Ada komentar soal perubahan yang dibawa Pelatih Giedrius Zibenas ke tim ini?

Pasti. Perubahan-perubahannya itu banyak banget. Mulai dari disiplin; dari cara bermain kami; teamwork kami. Saya akui dia memang punya detail yang top banget. Kami banyak dapat ilmu baru. Banyak banget. Saya mendapatkan ilmu yang benar-benar baru saya dapat selama karier saya di basket.

Seandainya ini jadi musim terakhir, apa yang Mas harapkan?

Yang pasti saya ingin juara. Kami punya kesempatan. Jangan sampai terulang lagi seperti musim-musim lalu. Sayang, kan, sudah sampai sini.

Saya juga sering memberi tahu anak-anak muda ini, “Sayang kalau kesempatan ini dilewati. Ini waktunya kita step up. Kalau kamu sudah bisa dapatkan itu, kamu tinggal maintain.” Jangan cepat puas intinya.

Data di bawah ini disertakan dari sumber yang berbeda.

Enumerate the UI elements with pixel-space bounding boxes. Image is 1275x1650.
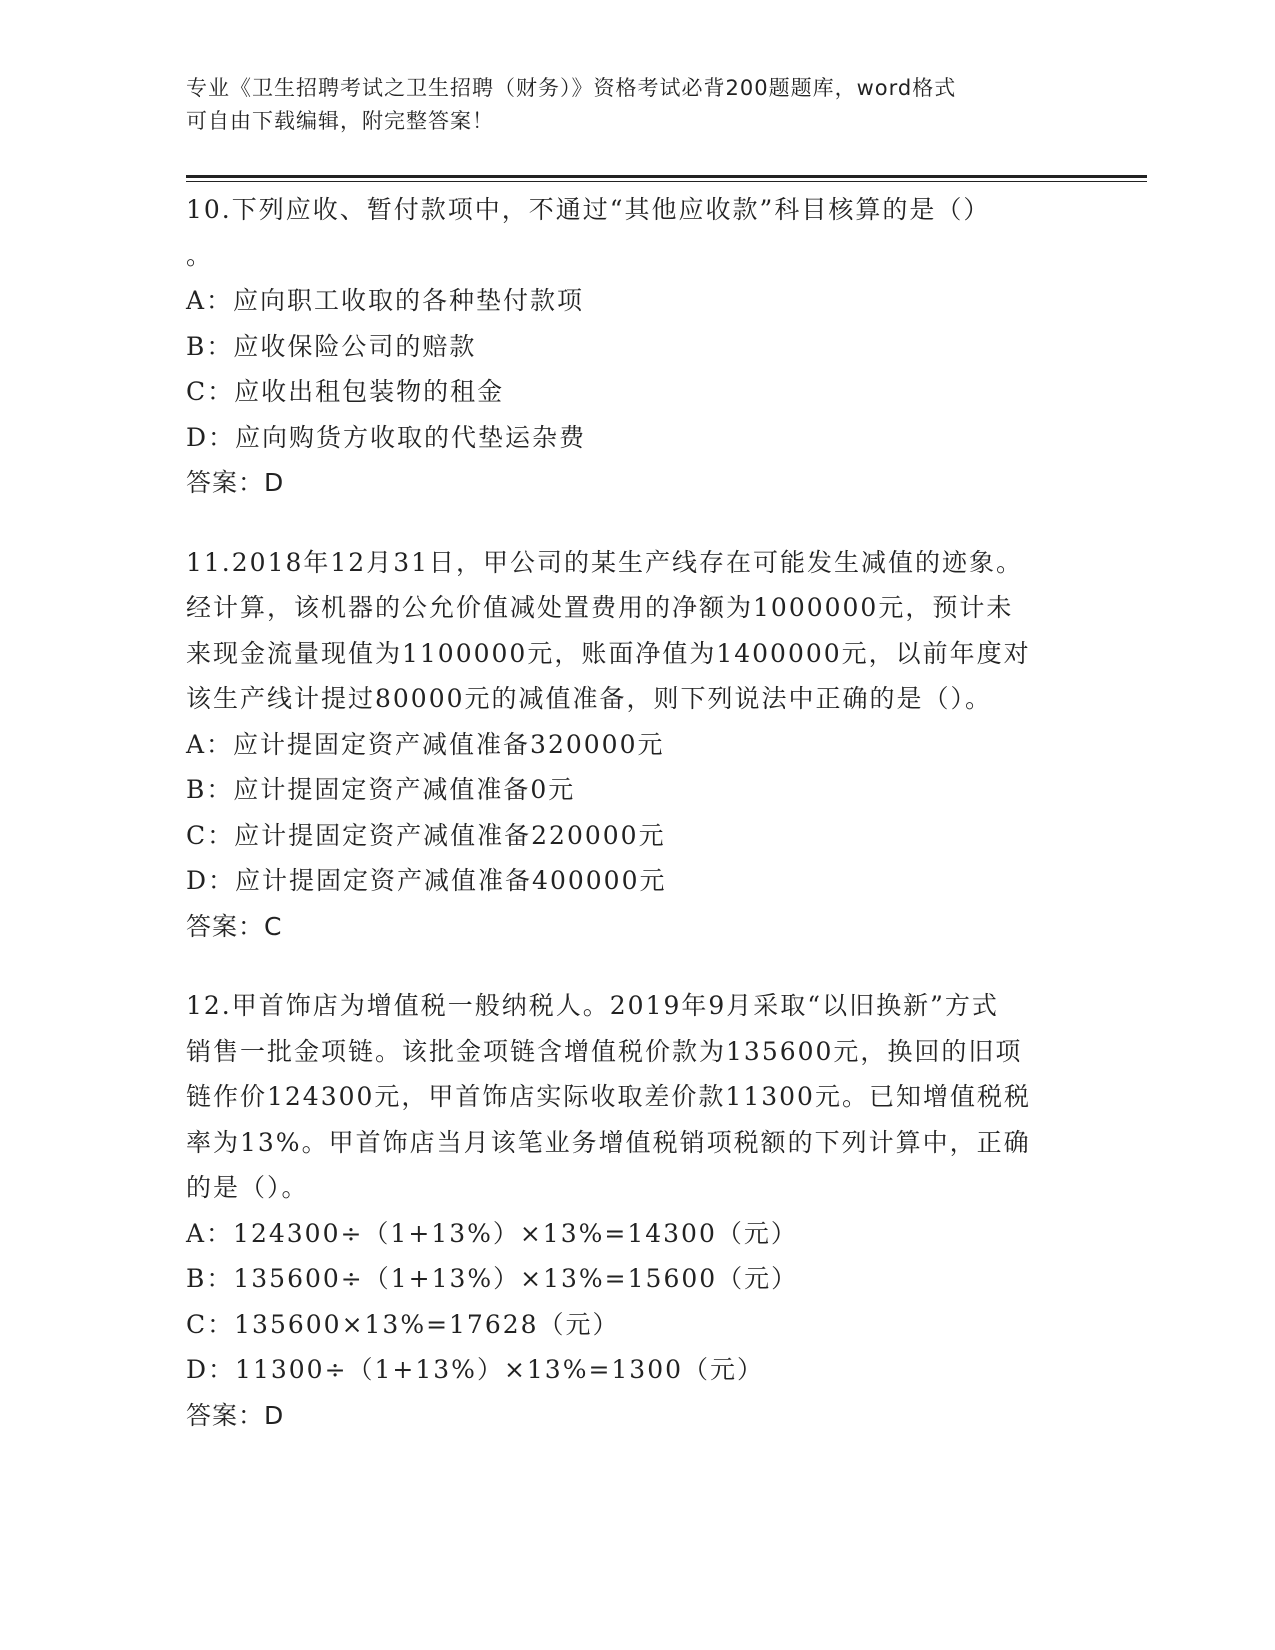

Stapac sedang dalam tren bagus. Bisa menang terus sejak musim reguler. Hanya kalah sekali. Apa pendapatnya soal itu?

Itu tidak bisa jadi acuan untuk jadi juara. Pelatih selalu bilang, “We have to focus on the next game.” Itu intinya. Kami selalu menganggap next game itu final. Next game itu final. Kami tidak boleh menganggap remeh siapa pun. Fokus saja.